Belov was first arrested on October 15 and placed under house arrest on October 17. Five days later, however, prosecutors added fraud charges that prompted a judge to relocate Belov’s pretrial detention to a state prison. According to the arresting officers, Belov’s behavior during the search of his apartment was peculiar. Police say he refused to tell them where his passport was, tried to escape through the window (injuring his back in the process), and even ate a supposedly incriminating document, to keep it out of the authorities’ hands.

Concerns about Belov’s physical safety in pretrial detention spiked this week, after his brother, Vladimir Basmanov, wrote on LiveJournal about a supposed plan by the Federal Security Service (FSB) to torture Belov in prison:

Александра планируется поместить в камеру, так называемую, «пресс-хату», где на него будет оказано психологическое и физическое давление, со стороны подконтрольных администрации тюрьмы уголовников, вплоть до инсценирования самоубийства. Это будет сделано в ближайшие несколько суток, если Александр не даст «нужные» показания следствию, на себя и других участников политической оппозиции России, а также – откажется работать на ФСБ.

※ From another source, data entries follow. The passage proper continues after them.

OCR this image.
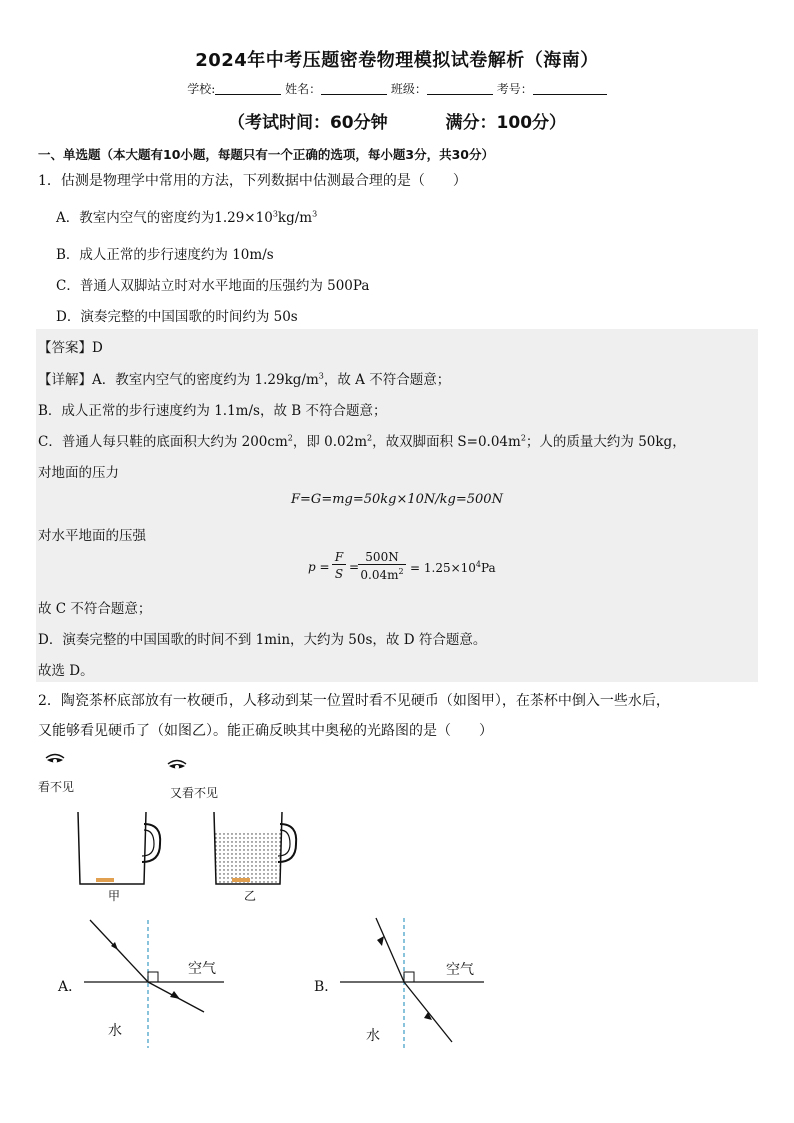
2024年中考压题密卷物理模拟试卷解析（海南）
学校:	姓名：	班级：	考号：
（考试时间：60分钟	满分：100分）
一、单选题（本大题有10小题，每题只有一个正确的选项，每小题3分，共30分）
1．估测是物理学中常用的方法，下列数据中估测最合理的是（　　）
A．教室内空气的密度约为$1.29\times 10^3kg/m^3$
B．成人正常的步行速度约为 10m/s
C．普通人双脚站立时对水平地面的压强约为 500Pa
D．演奏完整的中国国歌的时间约为 50s
【答案】D
【详解】A．教室内空气的密度约为 $1.29kg/m^3$，故 A 不符合题意；
B．成人正常的步行速度约为 1.1m/s，故 B 不符合题意；
C．普通人每只鞋的底面积大约为 $200cm^2$，即 $0.02m^2$，故双脚面积 $S=0.04m^2$；人的质量大约为 50kg，
对地面的压力
F=G=mg=50kg×10N/kg=500N
对水平地面的压强
p =
F
S =
500N
$0.04m^2 = 1.25\times 10^4Pa$
故 C 不符合题意；
D．演奏完整的中国国歌的时间不到 1min，大约为 50s，故 D 符合题意。
故选 D。
2．陶瓷茶杯底部放有一枚硬币，人移动到某一位置时看不见硬币（如图甲），在茶杯中倒入一些水后，
又能够看见硬币了（如图乙）。能正确反映其中奥秘的光路图的是（　　）
看不见	又看不见
甲	乙
A．
空气
水
B．
空气
水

They’re planning to put Alexander in a cell—the so-called “sweat box”—where he’ll face psychological and physical pressure from other inmates under the control of the prison administration, up to an imitation of suicide. This will be done in the next few days, if Alexander doesn’t hand over the “required” evidence to investigators, incriminating himself and other participants in Russia’s political opposition, or if he refuses to work for the FSB.

Basmanov is organizing a demonstration on November 12, outside the jailhouse where Belov now sits, to support his brother and oppose “extrajudicial execution.”

Several prominent Russian oppositionists have endorsed the rally, republishing Basmanov’s LJ post. Alexey Navalny, who is currently under house arrest, has collaborated with Belov in the past. Navalny called on readers to help him now:

The FSB threatens to kill Alexander Belov in pretrial detention. He needs your help.

Vladimir Milov, another Russian oppositionist with nationalist leanings, made a similar appeal, tweeting:

Just look at the craziness happening with Belov. I don’t doubt that the FSB is putting the screws to him.

Mark Feygin, one of Pussy Riot’s former lawyers, says the alleged plot against Belov reminds him of how prison authorities treated Ilya Goryachev, one of Feygin’s former clients. (Goryachev, who attempted suicide earlier this year, claims he has been tortured in prison.)

In fact, with Belov, it’s the same as with my client, Goryachev: a warning, the sweat box, then the razor blade.

Duma deputy Ilya Ponomarev, the only man in Russia’s parliament to vote against the annexation of Crimea, also threw his support behind the rally for Belov, tweeting:

Belov’s no friend of mine, but the truth is worth more. We have to help him! [November] 12 at noon, rally outside detention center 5, “Vodnik.”

Despite the show of public support, things don’t look good for Belov, whose relationship with the police wasn’t always so bad. In 2006, for instance, he even attended a banquet at the Kremlin to celebrate “Police Day,” where he reportedly bragged about his contacts among Russia’s senior counterintelligence officers. Eight years later, confined to a jail cell at “Vodnik,” he’s got far less to brag about.